The study consisted of two experiments conducted in-person and also online that showed that even a small square frame moving on a computer monitor stabilized participants' judgments of location—equally for in-person and online versions.

In experiment one, a white, square frame moves left and right, back and forth, across a grey screen and the left and right edges of the square flash when the square reaches the end of its path: the right edge flashes blue at one end of the travel and the left edge flashes red at the other. Participants were asked to adjust a pair of markers at the top of the screen to indicate the distance they saw between the flashed edges. One of the conditions, demonstrated in Movie 1, evaluated how far apart the outer left and right edges of the square frame appeared. In this example, the frame travel is longer than the frame size so the red flash is physically to the left of the blue flash. However, once the frame is moving fast enough, blue is seen left of red, as if the frame were actually stationary. The moving frame fools us by stabilizing our judgments of location, illustrating what the researchers call the "paradoxical stabilization" produced by a moving frame. Further on in the movie, the frame briefly fades out to reveal that the red flash is actually to the left of the blue flash, which has been the case the entire time.

Experiment two again demonstrated the stabilizing power of a moving frame (see Movie 2) by flashing a red disc and a blue disc at the exact same location within a moving frame. The square frame moves back and forth from left to right while the discs flash red and blue in alternation. Even though there is no physical separation between the discs, the moving frame creates the appearance that they are located to the left and right of their true locations. In other words, participants perceived the location of the discs in relation the frame, as if it were stationary and this was true across a wide range of frame speeds, sizes, and path lengths.

"By using flashes inside a moving frame, our experiments triggered a paradoxical form of visual stabilization, which made the flashes appear in positions where they were never presented," says Cavanagh. "Our results demonstrate a 100% stabilization effect triggered by the moving frames—the motion of the frame has been fully discounted."

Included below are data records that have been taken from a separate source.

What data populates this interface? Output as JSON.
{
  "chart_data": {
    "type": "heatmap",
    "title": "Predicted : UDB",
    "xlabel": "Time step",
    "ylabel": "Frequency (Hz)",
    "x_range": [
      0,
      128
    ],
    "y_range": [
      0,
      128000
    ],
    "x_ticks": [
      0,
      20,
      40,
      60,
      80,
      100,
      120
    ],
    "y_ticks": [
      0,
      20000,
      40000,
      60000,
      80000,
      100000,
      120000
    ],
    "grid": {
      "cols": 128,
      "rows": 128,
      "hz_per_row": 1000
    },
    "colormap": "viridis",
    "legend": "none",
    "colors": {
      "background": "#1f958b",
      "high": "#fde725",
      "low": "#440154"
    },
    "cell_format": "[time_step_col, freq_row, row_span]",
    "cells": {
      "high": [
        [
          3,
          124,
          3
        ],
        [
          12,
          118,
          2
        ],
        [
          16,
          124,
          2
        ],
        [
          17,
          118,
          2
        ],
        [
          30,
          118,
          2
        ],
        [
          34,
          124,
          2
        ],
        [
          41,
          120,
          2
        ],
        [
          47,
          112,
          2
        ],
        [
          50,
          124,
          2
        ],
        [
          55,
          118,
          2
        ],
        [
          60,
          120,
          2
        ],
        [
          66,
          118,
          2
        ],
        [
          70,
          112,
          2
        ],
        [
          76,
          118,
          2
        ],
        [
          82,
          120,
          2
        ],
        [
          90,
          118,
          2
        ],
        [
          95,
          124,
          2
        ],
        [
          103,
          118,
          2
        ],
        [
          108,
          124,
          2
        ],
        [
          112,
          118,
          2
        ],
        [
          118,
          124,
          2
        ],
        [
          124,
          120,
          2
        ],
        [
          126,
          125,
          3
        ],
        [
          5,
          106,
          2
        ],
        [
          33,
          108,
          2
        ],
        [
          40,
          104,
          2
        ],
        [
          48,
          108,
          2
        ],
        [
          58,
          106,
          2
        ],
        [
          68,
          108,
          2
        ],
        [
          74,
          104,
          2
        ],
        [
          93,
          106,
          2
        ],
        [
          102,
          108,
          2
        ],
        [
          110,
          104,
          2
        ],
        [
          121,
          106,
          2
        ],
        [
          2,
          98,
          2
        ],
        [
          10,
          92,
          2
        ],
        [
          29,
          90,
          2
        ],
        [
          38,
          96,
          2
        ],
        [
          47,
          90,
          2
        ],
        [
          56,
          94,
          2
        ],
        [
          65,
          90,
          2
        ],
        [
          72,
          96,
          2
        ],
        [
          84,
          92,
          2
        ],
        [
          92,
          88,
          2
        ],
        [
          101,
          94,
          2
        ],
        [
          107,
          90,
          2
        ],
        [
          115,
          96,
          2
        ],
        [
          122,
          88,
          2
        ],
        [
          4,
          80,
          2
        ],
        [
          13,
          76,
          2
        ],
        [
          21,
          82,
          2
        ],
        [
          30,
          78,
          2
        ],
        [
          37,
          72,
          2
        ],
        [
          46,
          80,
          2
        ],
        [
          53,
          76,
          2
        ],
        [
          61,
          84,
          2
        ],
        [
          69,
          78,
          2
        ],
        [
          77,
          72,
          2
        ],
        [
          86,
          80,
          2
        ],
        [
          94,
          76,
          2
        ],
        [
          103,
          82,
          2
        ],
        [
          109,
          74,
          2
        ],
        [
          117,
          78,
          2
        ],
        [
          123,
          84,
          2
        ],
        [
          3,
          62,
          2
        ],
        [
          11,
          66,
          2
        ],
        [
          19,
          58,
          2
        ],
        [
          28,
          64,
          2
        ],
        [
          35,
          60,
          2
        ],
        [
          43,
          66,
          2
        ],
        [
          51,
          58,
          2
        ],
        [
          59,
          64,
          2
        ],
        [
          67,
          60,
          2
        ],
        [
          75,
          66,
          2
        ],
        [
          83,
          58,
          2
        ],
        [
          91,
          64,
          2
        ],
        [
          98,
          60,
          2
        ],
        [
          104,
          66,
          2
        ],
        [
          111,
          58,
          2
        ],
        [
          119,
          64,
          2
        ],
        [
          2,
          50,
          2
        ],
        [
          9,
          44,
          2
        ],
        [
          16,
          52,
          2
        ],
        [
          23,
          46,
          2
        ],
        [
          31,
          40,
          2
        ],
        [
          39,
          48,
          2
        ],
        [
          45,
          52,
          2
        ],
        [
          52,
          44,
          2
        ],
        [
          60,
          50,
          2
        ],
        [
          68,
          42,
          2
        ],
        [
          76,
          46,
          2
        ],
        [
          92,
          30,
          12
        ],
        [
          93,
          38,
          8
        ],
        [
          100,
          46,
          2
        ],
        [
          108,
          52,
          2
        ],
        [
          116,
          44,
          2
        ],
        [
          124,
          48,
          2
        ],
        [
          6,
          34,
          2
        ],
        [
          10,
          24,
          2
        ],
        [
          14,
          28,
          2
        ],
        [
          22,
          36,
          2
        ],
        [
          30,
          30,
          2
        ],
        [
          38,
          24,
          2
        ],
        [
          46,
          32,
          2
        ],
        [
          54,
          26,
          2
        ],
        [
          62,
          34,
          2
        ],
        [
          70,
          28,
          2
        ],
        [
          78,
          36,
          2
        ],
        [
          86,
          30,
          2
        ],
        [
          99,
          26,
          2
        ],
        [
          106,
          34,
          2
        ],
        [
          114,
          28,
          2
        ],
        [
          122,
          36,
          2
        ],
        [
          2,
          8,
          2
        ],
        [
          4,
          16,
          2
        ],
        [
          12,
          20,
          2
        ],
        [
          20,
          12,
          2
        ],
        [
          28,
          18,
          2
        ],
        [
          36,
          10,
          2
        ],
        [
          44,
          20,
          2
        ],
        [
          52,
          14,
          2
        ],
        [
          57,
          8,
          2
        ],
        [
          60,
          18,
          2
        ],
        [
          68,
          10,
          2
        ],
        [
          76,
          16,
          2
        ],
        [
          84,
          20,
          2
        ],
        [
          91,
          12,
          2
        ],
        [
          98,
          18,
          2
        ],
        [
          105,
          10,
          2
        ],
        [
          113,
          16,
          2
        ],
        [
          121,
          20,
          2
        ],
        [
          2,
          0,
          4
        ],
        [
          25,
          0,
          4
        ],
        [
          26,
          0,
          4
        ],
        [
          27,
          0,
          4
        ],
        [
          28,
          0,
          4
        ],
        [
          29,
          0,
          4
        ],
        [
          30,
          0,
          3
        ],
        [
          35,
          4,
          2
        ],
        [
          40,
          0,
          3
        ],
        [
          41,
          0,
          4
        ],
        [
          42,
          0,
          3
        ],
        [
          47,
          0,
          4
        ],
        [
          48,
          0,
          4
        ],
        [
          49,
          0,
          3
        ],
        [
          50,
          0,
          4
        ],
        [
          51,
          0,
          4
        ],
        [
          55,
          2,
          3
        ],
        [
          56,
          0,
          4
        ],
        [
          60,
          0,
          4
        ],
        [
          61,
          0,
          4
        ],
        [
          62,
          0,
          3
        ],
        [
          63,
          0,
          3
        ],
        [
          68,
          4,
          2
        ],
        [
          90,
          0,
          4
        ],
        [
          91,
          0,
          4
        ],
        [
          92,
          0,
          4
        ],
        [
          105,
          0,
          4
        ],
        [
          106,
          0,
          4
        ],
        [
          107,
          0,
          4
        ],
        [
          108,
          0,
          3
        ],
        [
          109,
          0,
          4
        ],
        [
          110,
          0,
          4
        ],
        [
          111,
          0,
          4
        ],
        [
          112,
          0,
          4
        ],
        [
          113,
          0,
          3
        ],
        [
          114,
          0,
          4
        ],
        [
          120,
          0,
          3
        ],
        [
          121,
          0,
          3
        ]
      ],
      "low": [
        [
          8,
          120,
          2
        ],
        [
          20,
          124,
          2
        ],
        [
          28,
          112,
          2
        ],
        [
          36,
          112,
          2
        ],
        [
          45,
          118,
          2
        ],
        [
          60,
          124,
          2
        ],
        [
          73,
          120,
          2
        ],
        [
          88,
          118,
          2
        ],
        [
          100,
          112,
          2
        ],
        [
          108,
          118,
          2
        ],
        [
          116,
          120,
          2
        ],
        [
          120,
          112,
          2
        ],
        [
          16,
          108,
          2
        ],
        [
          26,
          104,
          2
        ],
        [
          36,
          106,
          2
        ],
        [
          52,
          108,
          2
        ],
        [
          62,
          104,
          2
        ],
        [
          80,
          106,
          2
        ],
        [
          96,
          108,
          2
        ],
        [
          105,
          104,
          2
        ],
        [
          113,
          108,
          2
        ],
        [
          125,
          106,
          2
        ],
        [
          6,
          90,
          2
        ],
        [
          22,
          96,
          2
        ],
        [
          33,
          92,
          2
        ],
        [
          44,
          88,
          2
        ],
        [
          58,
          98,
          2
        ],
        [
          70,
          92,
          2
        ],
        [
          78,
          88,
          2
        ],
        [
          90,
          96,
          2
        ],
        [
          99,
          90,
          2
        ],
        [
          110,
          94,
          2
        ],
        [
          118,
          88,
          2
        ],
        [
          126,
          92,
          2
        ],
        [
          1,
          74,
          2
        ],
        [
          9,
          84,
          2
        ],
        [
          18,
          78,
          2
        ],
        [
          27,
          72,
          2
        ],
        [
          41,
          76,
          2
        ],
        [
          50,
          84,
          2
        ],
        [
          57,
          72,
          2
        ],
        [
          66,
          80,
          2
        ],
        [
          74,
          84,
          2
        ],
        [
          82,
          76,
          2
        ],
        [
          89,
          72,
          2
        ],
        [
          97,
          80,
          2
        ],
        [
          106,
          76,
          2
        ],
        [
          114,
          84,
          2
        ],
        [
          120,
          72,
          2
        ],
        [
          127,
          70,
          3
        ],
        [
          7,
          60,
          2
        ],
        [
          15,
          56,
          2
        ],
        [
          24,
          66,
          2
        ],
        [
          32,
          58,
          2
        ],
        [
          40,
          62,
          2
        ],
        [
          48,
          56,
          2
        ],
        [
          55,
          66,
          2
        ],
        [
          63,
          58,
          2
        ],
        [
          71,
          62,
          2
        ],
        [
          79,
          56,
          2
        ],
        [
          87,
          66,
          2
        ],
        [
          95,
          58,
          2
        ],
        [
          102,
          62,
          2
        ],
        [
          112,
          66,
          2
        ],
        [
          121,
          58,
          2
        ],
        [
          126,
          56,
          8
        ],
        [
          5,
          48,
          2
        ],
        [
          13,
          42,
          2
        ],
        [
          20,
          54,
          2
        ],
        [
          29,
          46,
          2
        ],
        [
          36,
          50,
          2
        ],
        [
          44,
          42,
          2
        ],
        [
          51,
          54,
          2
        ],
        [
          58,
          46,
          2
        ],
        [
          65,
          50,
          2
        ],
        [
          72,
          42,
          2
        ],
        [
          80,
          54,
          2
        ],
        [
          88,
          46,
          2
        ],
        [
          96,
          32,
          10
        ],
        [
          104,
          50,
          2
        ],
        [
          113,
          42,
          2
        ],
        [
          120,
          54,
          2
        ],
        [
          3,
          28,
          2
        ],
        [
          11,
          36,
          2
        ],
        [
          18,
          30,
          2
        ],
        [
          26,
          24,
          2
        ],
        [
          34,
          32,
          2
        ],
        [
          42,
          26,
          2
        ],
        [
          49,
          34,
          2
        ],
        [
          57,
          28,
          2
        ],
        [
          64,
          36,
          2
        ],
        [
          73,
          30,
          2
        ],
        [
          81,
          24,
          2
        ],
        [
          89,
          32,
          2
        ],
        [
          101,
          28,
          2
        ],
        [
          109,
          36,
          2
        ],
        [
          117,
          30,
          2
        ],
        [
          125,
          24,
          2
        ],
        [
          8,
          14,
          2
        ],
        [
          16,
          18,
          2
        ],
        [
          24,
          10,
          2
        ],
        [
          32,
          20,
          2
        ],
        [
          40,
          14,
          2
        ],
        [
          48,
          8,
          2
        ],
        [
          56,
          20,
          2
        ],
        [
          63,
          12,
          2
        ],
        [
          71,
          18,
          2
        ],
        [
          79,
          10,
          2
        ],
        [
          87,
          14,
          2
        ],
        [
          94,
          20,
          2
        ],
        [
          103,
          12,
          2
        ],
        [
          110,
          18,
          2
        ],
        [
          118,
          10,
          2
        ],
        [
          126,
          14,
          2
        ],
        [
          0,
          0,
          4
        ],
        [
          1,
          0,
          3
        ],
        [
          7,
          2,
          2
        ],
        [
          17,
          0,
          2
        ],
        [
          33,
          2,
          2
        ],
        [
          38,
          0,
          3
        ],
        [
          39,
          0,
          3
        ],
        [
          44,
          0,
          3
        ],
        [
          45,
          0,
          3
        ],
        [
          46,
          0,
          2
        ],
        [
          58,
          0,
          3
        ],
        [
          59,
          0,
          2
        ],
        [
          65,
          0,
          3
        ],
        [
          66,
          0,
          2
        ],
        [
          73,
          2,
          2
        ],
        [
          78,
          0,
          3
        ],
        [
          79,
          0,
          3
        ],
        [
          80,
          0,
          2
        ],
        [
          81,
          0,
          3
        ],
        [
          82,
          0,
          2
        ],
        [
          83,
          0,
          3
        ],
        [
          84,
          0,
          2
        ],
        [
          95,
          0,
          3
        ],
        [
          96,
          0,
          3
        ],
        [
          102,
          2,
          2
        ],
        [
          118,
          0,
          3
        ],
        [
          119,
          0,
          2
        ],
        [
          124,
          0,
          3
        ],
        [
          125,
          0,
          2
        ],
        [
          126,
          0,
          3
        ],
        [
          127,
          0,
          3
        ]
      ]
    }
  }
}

Based on the study's results, the research team plans to explore visual stabilization further using brain imaging at Dartmouth.

Mert Özkan, Guarini '23, a graduate student in the department of psychological and brain sciences at Dartmouth; Stuart Anstis, professor emeritus in psychology at University of California San Diego; Bernard M. 't Hart, a postdoctoral student at the Centre for Vision Research at York University; and Mark Wexler, Chargé de Recherche at the Integrative Neuroscience and Cognition Center at the Université de Paris, served as co-authors of the study.